Let me explain it more carefully with this example, I have A,B,C,D,E,zh in my doc folder, and in zh there is also A,B,C,D,E five folder. I have fully config the navbar and sidebar options, and in my docs, insteadof writing ../../../B/a/b/c.md from A/a/b/c.md I often use absolute links /B/a/b/c.md.

The first thing you want me to do is to change them to zh,en with has A,B,C,D,E. In fact,though I know there is itemPerminak link, I still don't know how can solve it, besides there are lots of problems happening.

The main effect is that it will render two en docs, one in base, another in base/en.That means if user try to visit xx.com/en/yyy, then it's reachable, and that will case issue if I am writing relative links to anothor language or another website(I serve muti docs on different base in my domain).

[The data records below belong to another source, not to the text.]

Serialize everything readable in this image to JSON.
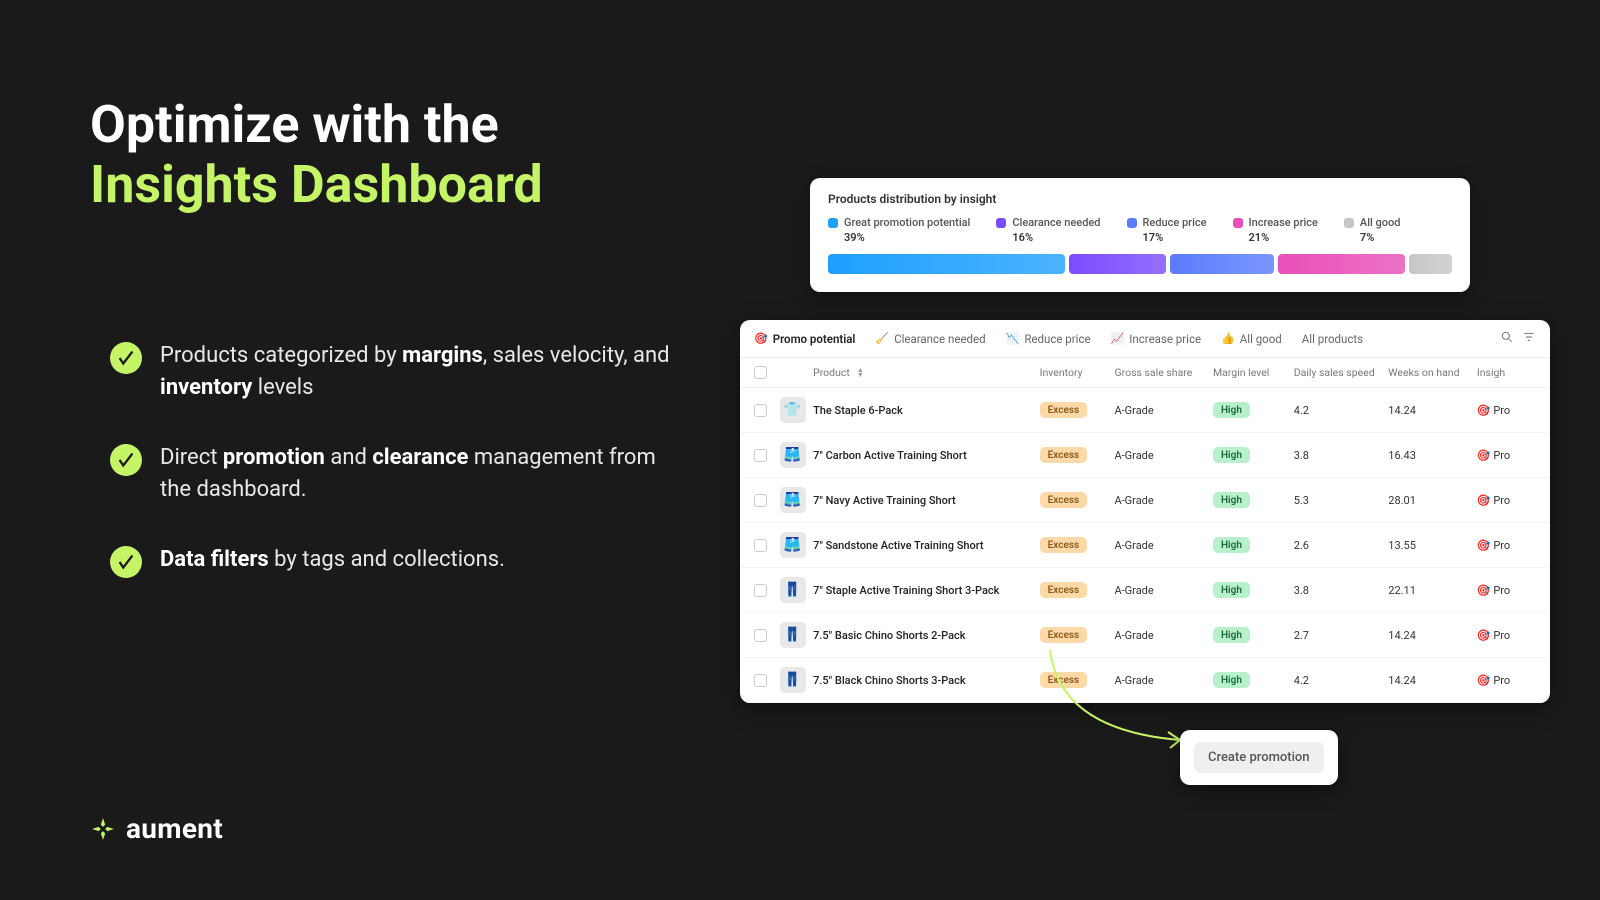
{
  "hero": {
    "line1": "Optimize with the",
    "line2": "Insights Dashboard"
  },
  "bullets": [
    {
      "pre": "Products categorized by ",
      "b1": "margins",
      "mid": ", sales velocity, and ",
      "b2": "inventory",
      "post": " levels"
    },
    {
      "pre": "Direct ",
      "b1": "promotion",
      "mid": " and ",
      "b2": "clearance",
      "post": " management from the dashboard."
    },
    {
      "pre": "",
      "b1": "Data filters",
      "mid": " by tags and collections.",
      "b2": "",
      "post": ""
    }
  ],
  "brand": {
    "name": "aument"
  },
  "dist": {
    "title": "Products distribution by insight",
    "items": [
      {
        "label": "Great promotion potential",
        "pct": "39%",
        "color": "#1ea0ff",
        "width": 39
      },
      {
        "label": "Clearance needed",
        "pct": "16%",
        "color": "#7a4cff",
        "width": 16
      },
      {
        "label": "Reduce price",
        "pct": "17%",
        "color": "#5b7cff",
        "width": 17
      },
      {
        "label": "Increase price",
        "pct": "21%",
        "color": "#e94fb8",
        "width": 21
      },
      {
        "label": "All good",
        "pct": "7%",
        "color": "#c7c7c7",
        "width": 7
      }
    ]
  },
  "table": {
    "tabs": [
      {
        "emoji": "🎯",
        "label": "Promo potential",
        "active": true
      },
      {
        "emoji": "🧹",
        "label": "Clearance needed"
      },
      {
        "emoji": "📉",
        "label": "Reduce price"
      },
      {
        "emoji": "📈",
        "label": "Increase price"
      },
      {
        "emoji": "👍",
        "label": "All good"
      },
      {
        "emoji": "",
        "label": "All products"
      }
    ],
    "headers": {
      "product": "Product",
      "inventory": "Inventory",
      "gross": "Gross sale share",
      "margin": "Margin level",
      "speed": "Daily sales speed",
      "weeks": "Weeks on hand",
      "insight": "Insigh"
    },
    "rows": [
      {
        "thumb": "👕",
        "name": "The Staple 6-Pack",
        "inv": "Excess",
        "gross": "A-Grade",
        "margin": "High",
        "speed": "4.2",
        "weeks": "14.24",
        "insight": "🎯 Pro"
      },
      {
        "thumb": "🩳",
        "name": "7\" Carbon Active Training Short",
        "inv": "Excess",
        "gross": "A-Grade",
        "margin": "High",
        "speed": "3.8",
        "weeks": "16.43",
        "insight": "🎯 Pro"
      },
      {
        "thumb": "🩳",
        "name": "7\" Navy Active Training Short",
        "inv": "Excess",
        "gross": "A-Grade",
        "margin": "High",
        "speed": "5.3",
        "weeks": "28.01",
        "insight": "🎯 Pro"
      },
      {
        "thumb": "🩳",
        "name": "7\" Sandstone Active Training Short",
        "inv": "Excess",
        "gross": "A-Grade",
        "margin": "High",
        "speed": "2.6",
        "weeks": "13.55",
        "insight": "🎯 Pro"
      },
      {
        "thumb": "👖",
        "name": "7\" Staple Active Training Short 3-Pack",
        "inv": "Excess",
        "gross": "A-Grade",
        "margin": "High",
        "speed": "3.8",
        "weeks": "22.11",
        "insight": "🎯 Pro"
      },
      {
        "thumb": "👖",
        "name": "7.5\" Basic Chino Shorts 2-Pack",
        "inv": "Excess",
        "gross": "A-Grade",
        "margin": "High",
        "speed": "2.7",
        "weeks": "14.24",
        "insight": "🎯 Pro"
      },
      {
        "thumb": "👖",
        "name": "7.5\" Black Chino Shorts 3-Pack",
        "inv": "Excess",
        "gross": "A-Grade",
        "margin": "High",
        "speed": "4.2",
        "weeks": "14.24",
        "insight": "🎯 Pro"
      }
    ]
  },
  "cta": {
    "label": "Create promotion"
  }
}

Second, I have a folder helding assets for muti language in doc root folder, I have to rewrite every assets path to make them correct.

Third, I have to careful, and remember any time that when I am working on en docs, my path is uncorrect. I have to check every path intelligense my editor gave to me.

I really don't think it's a good idea that when I am writing a docs base on file structures, while they are naviagting to each other, my render structure is different from my source file structure. Beside the render results contain xxx.com/en/yyy which I don't want.

However, I'll carefully consider the locales config you suggested. 😉

When can we have it? I really don't want to change my file structure?